The thoughtful commentaries by Mizner1 and Pua and Bennell2 raise important points concerning the interpretation of our findings3 and the extent to which they may be generalizable.
Mizner provides 2 essential caveats to the interpretation of our results. The first addresses the extent to which our findings are generalizable, and the second considers the application of our findings to the reinterpretation of studies that reported self-report measure values only. Mizner offers examples from the literature that clearly show recovery is sample specific. What these investigations do not report is the relationship between self-report and performance-based measures. It may be that within a specific postarthroplasty interval, the relationship between self-report and performance-based measures is reasonably consistent, even though different samples display different recovery profiles. Conversely, it is equally plausible, as Mizner suggests, that the relationship between self-report and performance-based measures are sample and situation dependent. For example, building on Mizner's examples, there is evidence suggesting that the extent to which pain influences self-reported functional status changes over time for some self-report measures. In a previous study, we found that self-reported pain specific to performance tasks demonstrated a much higher correlation with Lower Extremity Functional Scale (LEFS) scores prearthroplasty than approximately 9 weeks postarthroplasty (prearthroplasty: r=.48; postarthroplasty: r=.36).4 In contrast, the time (distance) to complete the performance tasks showed a lower correlation with LEFS scores prearthroplasty than approximately 9 weeks postarthroplasty (prearthroplasty: r=.23; postarthroplasty: r=.45).4 This observation supports Mizner's concern that a systematic difference between self-report and performance-based measures may be extremely context specific, and further investigation is essential.

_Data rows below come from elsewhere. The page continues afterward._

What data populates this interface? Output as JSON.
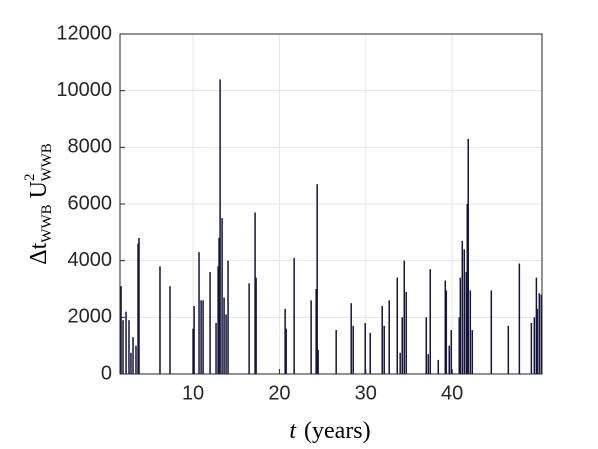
{
  "chart_data": {
    "type": "stem",
    "xlabel": [
      "t",
      "(years)"
    ],
    "ylabel": [
      "Δt",
      "WWB",
      "U",
      "2",
      "WWB"
    ],
    "color": "#14143c",
    "grid": true,
    "xlim": [
      1.54,
      50.4
    ],
    "ylim": [
      0,
      12000
    ],
    "xticks": [
      10,
      20,
      30,
      40
    ],
    "yticks": [
      0,
      2000,
      4000,
      6000,
      8000,
      10000,
      12000
    ],
    "x": [
      1.66,
      1.89,
      2.24,
      2.58,
      2.81,
      3.05,
      3.39,
      3.63,
      3.74,
      6.17,
      7.33,
      10.0,
      10.12,
      10.69,
      10.93,
      11.16,
      11.97,
      12.66,
      12.9,
      13.01,
      13.13,
      13.36,
      13.59,
      13.82,
      14.05,
      16.49,
      17.18,
      17.3,
      20.66,
      20.78,
      21.7,
      23.67,
      24.25,
      24.37,
      24.48,
      26.57,
      28.31,
      28.54,
      29.93,
      30.51,
      31.9,
      32.13,
      32.71,
      33.64,
      33.98,
      34.22,
      34.45,
      34.68,
      37.0,
      37.23,
      37.46,
      38.39,
      39.2,
      39.32,
      39.66,
      39.89,
      40.82,
      40.94,
      41.17,
      41.4,
      41.63,
      41.75,
      41.86,
      42.1,
      42.33,
      44.53,
      46.5,
      47.78,
      49.17,
      49.51,
      49.75,
      49.86,
      50.09,
      50.32
    ],
    "values": [
      3100,
      1900,
      2200,
      1900,
      750,
      1300,
      1000,
      4600,
      4800,
      3800,
      3100,
      1600,
      2400,
      4300,
      2600,
      2600,
      3600,
      1800,
      3800,
      4800,
      10400,
      5500,
      2700,
      2100,
      4000,
      3200,
      5700,
      3400,
      2300,
      1600,
      4100,
      2600,
      3000,
      6700,
      850,
      1550,
      2500,
      1700,
      1800,
      1450,
      2400,
      1700,
      2600,
      3400,
      750,
      2000,
      4000,
      2900,
      2000,
      700,
      3700,
      500,
      3300,
      2950,
      1000,
      1550,
      2000,
      3400,
      4700,
      4400,
      3600,
      6000,
      8300,
      2950,
      1550,
      2950,
      1700,
      3900,
      1800,
      2000,
      3400,
      2300,
      2850,
      2800
    ]
  }
}
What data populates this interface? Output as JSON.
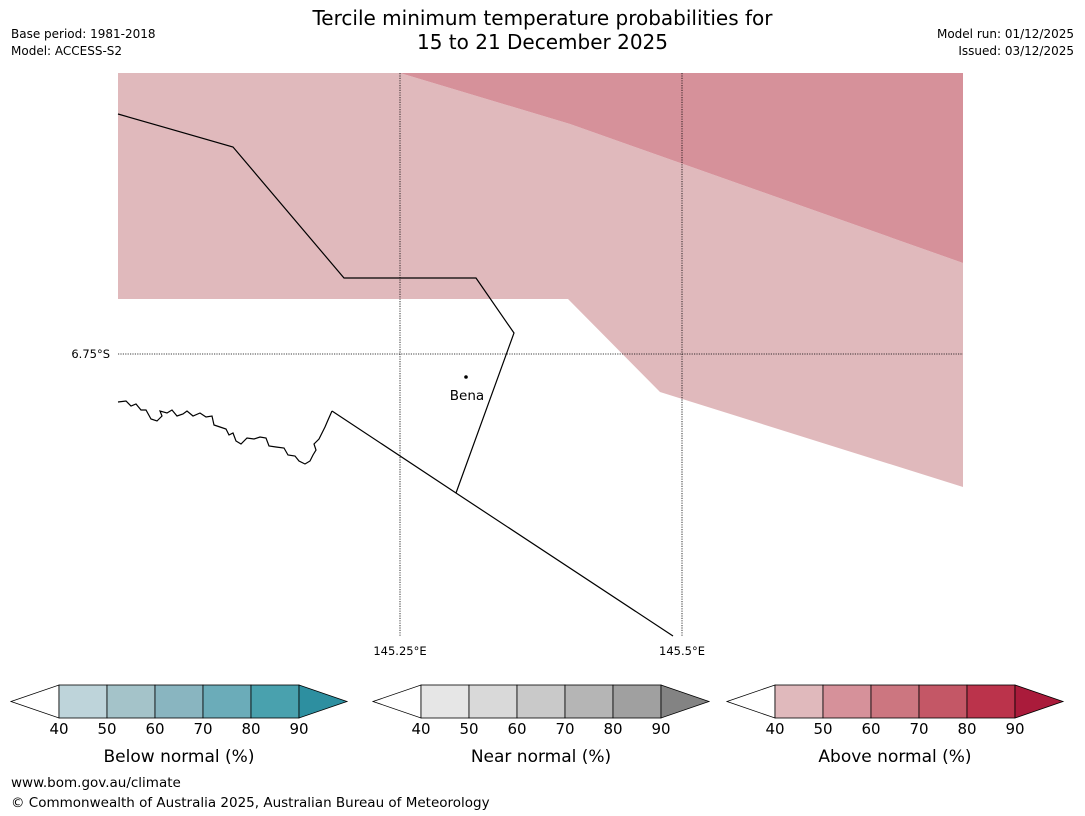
{
  "header": {
    "title_line1": "Tercile minimum temperature probabilities for",
    "title_line2": "15 to 21 December 2025",
    "base_period": "Base period: 1981-2018",
    "model": "Model: ACCESS-S2",
    "model_run": "Model run: 01/12/2025",
    "issued": "Issued: 03/12/2025"
  },
  "map": {
    "lat_label": "6.75°S",
    "lon_labels": [
      "145.25°E",
      "145.5°E"
    ],
    "place": "Bena"
  },
  "colorbars": [
    {
      "title": "Below normal (%)",
      "ticks": [
        "40",
        "50",
        "60",
        "70",
        "80",
        "90"
      ],
      "colors": [
        "#bed4da",
        "#a4c3c9",
        "#89b5c0",
        "#6bacb9",
        "#49a1ae",
        "#2d8fa0"
      ]
    },
    {
      "title": "Near normal (%)",
      "ticks": [
        "40",
        "50",
        "60",
        "70",
        "80",
        "90"
      ],
      "colors": [
        "#e6e6e6",
        "#d9d9d9",
        "#c9c9c9",
        "#b5b5b5",
        "#a0a0a0",
        "#838383"
      ]
    },
    {
      "title": "Above normal (%)",
      "ticks": [
        "40",
        "50",
        "60",
        "70",
        "80",
        "90"
      ],
      "colors": [
        "#e0b9bc",
        "#d6919a",
        "#cc7680",
        "#c45766",
        "#bb334b",
        "#aa1b3b"
      ]
    }
  ],
  "legend_colors": {
    "above_40_50": "#e0b9bc",
    "above_50_60": "#d6919a"
  },
  "footer": {
    "url": "www.bom.gov.au/climate",
    "copyright": "© Commonwealth of Australia 2025, Australian Bureau of Meteorology"
  }
}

Mizner's second point addresses the extent to which our systematic difference estimates may be useful in reinterpreting studies reporting self-report measures only. We fully agree with Mizner's caution and endorse his suggested phrasing that our estimates may provide “a sense of what the difference might be in performance-based measures if they were administered in addition to the Western Ontario and McMaster Universities Osteoarthritis Index or Lower Extremity Functional Scale.”
Pua and Bennell also raise 2 important points. The first is that our estimates for a systematic difference between prearthroplasty and postarthroplasty assessments are specific to the Six-Minute Walk Test (6MWT) and Timed “Up & Go” Test (TUG) and may differ for other performance-based measures. We fully agree with this caveat.
The second point addresses the conservative nature of our choice to equate a clinically important difference to a within-patient change, rather than a within- or between-group difference. We agree that the magnitude of a clinically important difference based on a within-patient change will be substantially larger than a clinically important between-group difference. Indeed, Goldsmith et al5 have estimated an important within-patient change to be at least twice that of an important between-group difference. There were 2 reasons for our choice. First, we wanted to determine whether our findings were of practical importance in the clinical setting, where decisions apply to individual patients. Second, by demonstrating that the bias was important under the most conservative interpretation, we believed that readers would infer that the magnitude of the bias would have a greater impact when applied at the group level. Unfortunately, we did not make this point obvious to readers, and we thank Pua and Bennell for identifying this omission.
Lastly, Pua and Bennell inquired about “the proportion of patients whose systematic biases exceeded the minimal important difference.” We cannot answer this question directly because it would require each patient to walk (6MWT) the same distance or have the same time (TUG) prearthroplasty and postarthroplasty. However, in an attempt to provide further information to assist in the interpretation of our results, we provide Tables 1 and 2. These tables provide the cross-classification of patients having undergone a true improvement or not. Consistent with the interpretation offered in our article, we consider an improvement of 9 points to represent a true improvement for the LEFS and the Western Ontario and McMaster Universities Osteoarthritis Index physical function subscale. True improvement values for the 6MWT and TUG are based on the minimal detectable change (MDC90) estimates provided by Kennedy et al: 62 m for the 6MWT and 2.5 seconds for the TUG.6 Referring to the 6MWT and LEFS cross-classification results shown on the left side of Table 1, the interpretation is as follows: 44 patients reported an improvement of 9 or more LEFS points, and 16 patients demonstrated an increase of 62 m or more in their 6MWT distance, of whom 13 also reported a true improvement (ie, 9 or more points) in their LEFS scores.
Comparison of Patients Identified as Having Improved by the Six-Minute Walk Test and the Self-Report Measuresa
Comparison of Patients Identified as Having Improved by the Timed “Up & Go” Test and the Self-Report Measuresa
We thank Mizner and Pua and Bennell for their insightful observations and caveats concerning the interpretation of our results. Only with replication and further investigation will we know the extent to which our findings are generalizable and useful in the interpretation of studies that applied only self-reports of lower-extremity functional status.